Confederacy & Slavery

The Confederacy and Slavery:
Reflections on a Segregated Education in Savannnah

John Peeler

News item: The governor of Virginia declared April Confederate History Month. His initial proclamation made no mention of slavery. After a national outcry, he backed down and issued a revised proclamation acknowledging the immorality of that institution, and its close connection to the Confederate cause.

I lived in Savannah from 1949 to 1955, formative years from age 7 to 13. We lived in a small 3 bedroom house on East 54th Street, a few blocks south of Daffin Park and Grayson Stadium. We walked three blocks to take the 20-Parkway city bus (“Whites sit from front to back. Negroes sit from back to front.”) to the Charles Ellis elementary school. I went there through the seventh grade. Our house was the first one on the east side of a bamboo hedge that set us apart from an extensive tract of rental duplexes populated by people who were poorer than we were (but all white; the neighborhood now, including our old house, is largely black, and still middle class east of the bamboo).
I didn’t know then that those were the last years of uncontested segregation. The key Brown v. Board of Education decision was handed down by the Supreme Court in 1954. I don’t recall being aware of it at the time. I had a fine public school education, including an accelerated eighth grade summer course that put me into ninth grade a year early. I never gave much thought to what kind of education my black contemporaries were getting.
We learned a good deal of history, and a lot of it was about the War Between the States.
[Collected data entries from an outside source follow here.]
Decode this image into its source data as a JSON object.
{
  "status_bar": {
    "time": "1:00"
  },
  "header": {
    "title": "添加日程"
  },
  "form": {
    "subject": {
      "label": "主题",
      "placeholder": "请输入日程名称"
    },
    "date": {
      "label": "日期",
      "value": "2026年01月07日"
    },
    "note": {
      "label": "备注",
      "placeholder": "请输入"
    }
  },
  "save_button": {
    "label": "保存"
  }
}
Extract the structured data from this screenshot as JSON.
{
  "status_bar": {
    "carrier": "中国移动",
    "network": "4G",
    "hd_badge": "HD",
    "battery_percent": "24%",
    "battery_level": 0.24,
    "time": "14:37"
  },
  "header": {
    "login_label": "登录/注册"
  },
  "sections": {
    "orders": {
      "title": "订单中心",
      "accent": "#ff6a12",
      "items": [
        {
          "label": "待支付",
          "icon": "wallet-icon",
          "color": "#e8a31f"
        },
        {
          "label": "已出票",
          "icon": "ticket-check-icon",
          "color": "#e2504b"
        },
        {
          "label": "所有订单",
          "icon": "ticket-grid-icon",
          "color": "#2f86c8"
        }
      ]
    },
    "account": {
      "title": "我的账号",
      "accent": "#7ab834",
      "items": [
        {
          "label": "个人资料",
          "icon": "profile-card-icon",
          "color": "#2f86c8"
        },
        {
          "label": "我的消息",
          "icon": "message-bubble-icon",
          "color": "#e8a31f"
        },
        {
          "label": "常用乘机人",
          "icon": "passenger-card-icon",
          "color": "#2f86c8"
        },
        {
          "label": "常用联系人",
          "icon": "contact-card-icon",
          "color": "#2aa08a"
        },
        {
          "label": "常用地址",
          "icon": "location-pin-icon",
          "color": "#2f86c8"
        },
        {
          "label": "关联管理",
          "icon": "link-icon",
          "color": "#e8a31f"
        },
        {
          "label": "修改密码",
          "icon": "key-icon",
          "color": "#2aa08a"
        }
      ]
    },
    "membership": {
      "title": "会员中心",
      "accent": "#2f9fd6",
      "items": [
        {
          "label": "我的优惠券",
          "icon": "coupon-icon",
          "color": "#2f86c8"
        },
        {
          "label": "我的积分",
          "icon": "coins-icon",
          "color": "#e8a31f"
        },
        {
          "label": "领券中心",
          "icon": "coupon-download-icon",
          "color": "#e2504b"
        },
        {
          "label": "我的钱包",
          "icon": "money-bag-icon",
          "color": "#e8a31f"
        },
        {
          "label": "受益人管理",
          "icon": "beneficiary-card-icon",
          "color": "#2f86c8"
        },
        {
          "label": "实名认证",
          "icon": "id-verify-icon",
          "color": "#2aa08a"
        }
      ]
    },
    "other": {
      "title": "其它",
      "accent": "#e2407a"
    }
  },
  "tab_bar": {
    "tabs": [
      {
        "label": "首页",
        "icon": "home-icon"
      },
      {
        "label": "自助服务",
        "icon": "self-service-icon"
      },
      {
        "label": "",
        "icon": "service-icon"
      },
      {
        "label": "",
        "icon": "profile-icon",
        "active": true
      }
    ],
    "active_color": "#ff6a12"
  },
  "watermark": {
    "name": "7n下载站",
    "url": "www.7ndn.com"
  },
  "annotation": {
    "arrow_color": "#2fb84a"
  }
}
We learned that Robert E. Lee was a better general than any of the Yankee generals, but he finally lost because they just had more troops and cannonballs than we did. Sherman was a vicious butcher, from whom the Savannah city fathers saved the city by surrendering. The War was primarily about States’ Rights, and the unconstitutional interference of Abraham Lincoln in what were properly matters for the individual states. Slavery came into it later because of Lincoln’s cynical desire to sow discord in Southern society. The slaves were happy until outside agitators like the reprehensible John Brown stirred them up.
I really don’t know what the black kids were learning about history. It’s hard to believe that they would have accepted the version I’ve just described as the whole story. On the other, blacks had little or no control over the school curriculum at that time. I suppose they just took it with many grains of salt, like anything else the white folks told them.
Savannians ten years younger than I will have grown up in integrated schools with, I hope, a more thoughtful history curriculum. They may find my story hard to believe. But note the recent controversy in Virginia about the governor’s declaration of Confederate History Month, referred to in the news item at the top. Many white Southerners even today think they can somehow celebrate the glories of the Confederacy while ignoring the oppressive, inhumane institution at its roots. I certainly thought so back then. It was a glorious lost cause; implicitly, the country would have been better off had the Confederate rebellion prevailed.
Now, I know much more about slavery and what it did to African Americans. I have learned (no thanks to my elementary school curriculum) about the multiple ways in which the white South contrived (with the complicity of the white North) to keep blacks down and out after the Civil War. I know more about my own Georgia and Florida ancestors, some of whom owned slaves. I haven’t found any big planters yet, but one forefather owned a woman in her thirties and several children. No adult male. I probably have some black relatives somewhere. I don’t know who they are because the U.S. Census only counted slaves for the constitutional purpose of allocating representation and taxation. Each slave was worth 3/5 of a free person. And for those purposes, the Census didn’t need the slaves’ names.
I’ve never lost my affection for Savannah; in a childhood of multiple moves, it was the closest I ever had to a hometown. Whenever I’m passing through, I always contrive to stop by and look around. But I’ve had to rethink a lot of the history I learned there. Today, most white Southerners consider themselves conservative, but no longer racist. But when I see the governor of Virginia thoughtlessly glorifying the Confederacy without any reference to slavery, I wonder.